1.: EDMUND GREEN

1 0 0
                                    

Önsöz: Bu kitap içerisinde yayımlanacak olan her bölümü, bana yazımında yardım eden güzel Sam'e adıyorum. Sam, benim hayatımı kurtardı ve ben de ona bütün hayatımın kitabını adıyorum.

İyi okumalar, güzel Sam.


Edmund günlük hayatının etrafında döndüğü o lanet yere tekrar gidiyor ve bunun için daha fazla para almalıyım diye içinden sinirli sinirli düşünüyordu. Sabah, sakarlığından mı yoksa henüz genç olduğundan mı - Edmund'un bunu durup analiz edecek ve uzun bir şikayet mektubu yazacak vakti yoktu tabii - bir posta güvercini penceresini kırarak içeri dalmıştı. O sırada Edmund da gönüllü olarak çalıştığı kütüphanenin ilk akşam vardiyasından dönmüştü. Gece sığınmak için içeri girmeye çalışan sarhoşlar, onunla flört etmeye çalışan anneannesi yaşında bayanlar, ebeveynlerine haber vermeden gelen küçük çocukların Edmund'a "nolur! annem gelip sorarsa beni görmediğini söyle, nolur!" diye yalvarışları... Bütün bu güzellikler akşam vardiyasının sadece ilk yarım saatinde yaşanmıştı ve Edmund devamını hatırlamak bile istemiyordu.

Edmund bunları kafasından geçirirken penceresini kıran güvercin kafasının üstüne buraya geliş amacı olan mektubu atıp önce sağlam pencereye çarparak sonra ise kırık pencereden pek de güven uyandırmayan bir yamuklukla uçarak uzaklaştı. Green ailesinin tek yaşayan varisi - yani Edmund - o an bir aristokrata yakışmayan kelimeleri dilinin ucunda dolandırıyordu, ama yatağının başında asılı duran anneannesinin portresi ve ona karşı duyduğu saygıya öfkesi yenik düştü. En sonunda yatakta yarı oturan bi' pozisyona geçti ve mektubu açıp okumaya başladı.
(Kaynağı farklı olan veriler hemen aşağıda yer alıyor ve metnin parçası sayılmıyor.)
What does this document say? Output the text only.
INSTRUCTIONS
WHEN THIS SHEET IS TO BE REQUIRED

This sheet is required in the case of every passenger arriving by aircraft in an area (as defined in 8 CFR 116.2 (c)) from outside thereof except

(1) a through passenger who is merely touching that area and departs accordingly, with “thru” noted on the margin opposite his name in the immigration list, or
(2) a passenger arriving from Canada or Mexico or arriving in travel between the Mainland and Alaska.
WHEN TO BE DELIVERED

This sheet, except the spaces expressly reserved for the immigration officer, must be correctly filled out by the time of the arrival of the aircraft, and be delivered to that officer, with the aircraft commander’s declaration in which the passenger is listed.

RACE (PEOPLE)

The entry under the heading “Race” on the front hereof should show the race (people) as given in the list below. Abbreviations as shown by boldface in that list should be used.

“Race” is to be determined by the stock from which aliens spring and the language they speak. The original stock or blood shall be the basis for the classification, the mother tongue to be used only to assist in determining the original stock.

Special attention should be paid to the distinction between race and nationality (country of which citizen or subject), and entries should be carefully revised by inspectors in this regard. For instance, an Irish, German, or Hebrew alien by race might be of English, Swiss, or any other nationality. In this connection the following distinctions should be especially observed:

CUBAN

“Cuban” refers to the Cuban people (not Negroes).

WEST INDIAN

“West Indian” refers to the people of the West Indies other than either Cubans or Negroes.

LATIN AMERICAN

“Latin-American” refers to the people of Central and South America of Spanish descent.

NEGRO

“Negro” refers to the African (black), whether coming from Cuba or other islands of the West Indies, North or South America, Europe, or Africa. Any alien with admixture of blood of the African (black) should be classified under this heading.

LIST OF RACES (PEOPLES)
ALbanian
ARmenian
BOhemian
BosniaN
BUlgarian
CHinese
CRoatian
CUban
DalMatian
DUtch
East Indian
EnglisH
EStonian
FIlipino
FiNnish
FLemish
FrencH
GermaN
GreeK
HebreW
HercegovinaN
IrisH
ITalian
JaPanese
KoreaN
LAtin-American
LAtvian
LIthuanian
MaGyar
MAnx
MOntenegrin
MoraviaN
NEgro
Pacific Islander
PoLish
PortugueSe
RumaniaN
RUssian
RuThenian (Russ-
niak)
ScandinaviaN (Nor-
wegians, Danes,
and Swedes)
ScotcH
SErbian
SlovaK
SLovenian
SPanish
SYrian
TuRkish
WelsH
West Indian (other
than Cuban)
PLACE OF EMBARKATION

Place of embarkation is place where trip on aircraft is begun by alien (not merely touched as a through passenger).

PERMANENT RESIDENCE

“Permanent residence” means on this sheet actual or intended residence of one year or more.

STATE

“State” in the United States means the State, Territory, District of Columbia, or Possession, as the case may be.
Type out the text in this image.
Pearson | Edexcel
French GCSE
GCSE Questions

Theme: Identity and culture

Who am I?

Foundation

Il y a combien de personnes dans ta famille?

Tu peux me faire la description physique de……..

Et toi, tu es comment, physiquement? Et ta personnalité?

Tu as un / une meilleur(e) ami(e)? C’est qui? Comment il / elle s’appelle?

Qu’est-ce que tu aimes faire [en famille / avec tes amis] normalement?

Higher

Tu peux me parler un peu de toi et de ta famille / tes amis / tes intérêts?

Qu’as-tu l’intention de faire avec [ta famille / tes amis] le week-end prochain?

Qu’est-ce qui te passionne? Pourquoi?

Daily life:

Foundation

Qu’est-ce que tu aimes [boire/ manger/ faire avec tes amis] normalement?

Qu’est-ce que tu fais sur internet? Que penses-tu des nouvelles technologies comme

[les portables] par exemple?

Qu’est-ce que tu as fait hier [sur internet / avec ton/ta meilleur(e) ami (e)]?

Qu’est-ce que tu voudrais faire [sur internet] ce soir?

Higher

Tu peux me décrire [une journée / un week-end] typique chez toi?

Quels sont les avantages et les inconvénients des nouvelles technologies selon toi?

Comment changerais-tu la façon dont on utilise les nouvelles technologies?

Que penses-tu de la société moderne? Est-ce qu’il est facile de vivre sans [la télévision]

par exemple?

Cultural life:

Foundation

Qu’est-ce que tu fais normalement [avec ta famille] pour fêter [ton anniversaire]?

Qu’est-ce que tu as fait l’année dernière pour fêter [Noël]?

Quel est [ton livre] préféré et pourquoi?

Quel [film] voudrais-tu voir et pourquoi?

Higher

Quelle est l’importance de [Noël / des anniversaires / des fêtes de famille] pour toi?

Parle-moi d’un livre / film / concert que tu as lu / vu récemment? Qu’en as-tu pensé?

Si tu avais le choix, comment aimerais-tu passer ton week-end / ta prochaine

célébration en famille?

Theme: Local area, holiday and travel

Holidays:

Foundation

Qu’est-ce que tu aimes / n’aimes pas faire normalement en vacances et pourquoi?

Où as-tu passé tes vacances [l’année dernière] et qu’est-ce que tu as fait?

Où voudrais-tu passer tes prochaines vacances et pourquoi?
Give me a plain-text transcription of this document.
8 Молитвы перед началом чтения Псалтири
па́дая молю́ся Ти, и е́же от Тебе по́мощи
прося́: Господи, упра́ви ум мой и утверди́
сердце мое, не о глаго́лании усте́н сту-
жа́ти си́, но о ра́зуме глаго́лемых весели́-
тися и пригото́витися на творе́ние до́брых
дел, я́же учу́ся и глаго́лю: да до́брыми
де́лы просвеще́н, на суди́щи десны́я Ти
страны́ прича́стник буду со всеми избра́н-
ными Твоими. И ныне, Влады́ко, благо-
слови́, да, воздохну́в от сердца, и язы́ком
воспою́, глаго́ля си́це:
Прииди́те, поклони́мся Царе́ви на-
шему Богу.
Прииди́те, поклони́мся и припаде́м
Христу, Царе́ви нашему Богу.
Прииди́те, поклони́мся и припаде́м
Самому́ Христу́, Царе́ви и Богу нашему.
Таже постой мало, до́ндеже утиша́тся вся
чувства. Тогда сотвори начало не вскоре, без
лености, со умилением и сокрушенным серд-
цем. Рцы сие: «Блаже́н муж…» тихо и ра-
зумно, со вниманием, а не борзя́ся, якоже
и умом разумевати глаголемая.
SAYGIDEĞER KONSEY ÜYESİ EDMUND GREEN,

Bugün saat 10.30'da gerçekleşecek olan A.E. şahsının davasının son bulacağı konsey binasında gerçekleşecek olan toplantıya MUTLAKA gelin.

-Pythagoras Kenti, Yüksek Konsey Topluluğu.

Mektup kısa ve öz bir şekilde yazılmıştı. Yüksek Konsey'in gönderdiği mektupları bu yüzden seviyordu, uzun uzun vakit harcamak yerine davetiye sebebini söylüyorlardı sadece.

Green, biraz yatıp tavanı izledi ve mektubu tekrar okudu. «A.E.» yani Aaron Ericson. Delinin teki, 2 torunu haricinde bütün ailesini akşam yemeğinde öldürüp sonra ise çocuklara, normal bir insanın dilinin dönmeyeceği şeyler yapıp ölüme terk eden adam. Bugün son duruşma gerçekleşecekti, ama Edmund duruşmanın sonunu çoktan biliyordu. Aaron'u aç Güney Kaplanlarının olduğu bir kafese kapatacaklar. Eğer ölmezse geri kalan ömrünü kentin iğrenç hapishanelerinde çürüyerek geçirecek. Eğer şans onun tarafındaysa ölürdü tabii.

Bütün bu karamsar düşüncelerden sonra kendisini kalkmaya zorladı. Saati, duvarda asılı olan yuvarlak saate bakarak öğrendi, henüz 08.15'i gösteriyordu yani hazırlanmak ve trene binmek için vakti vardı. Çok onurlu bir görev olsa da Yüksek Konsey toplantılarından nefret ederdi.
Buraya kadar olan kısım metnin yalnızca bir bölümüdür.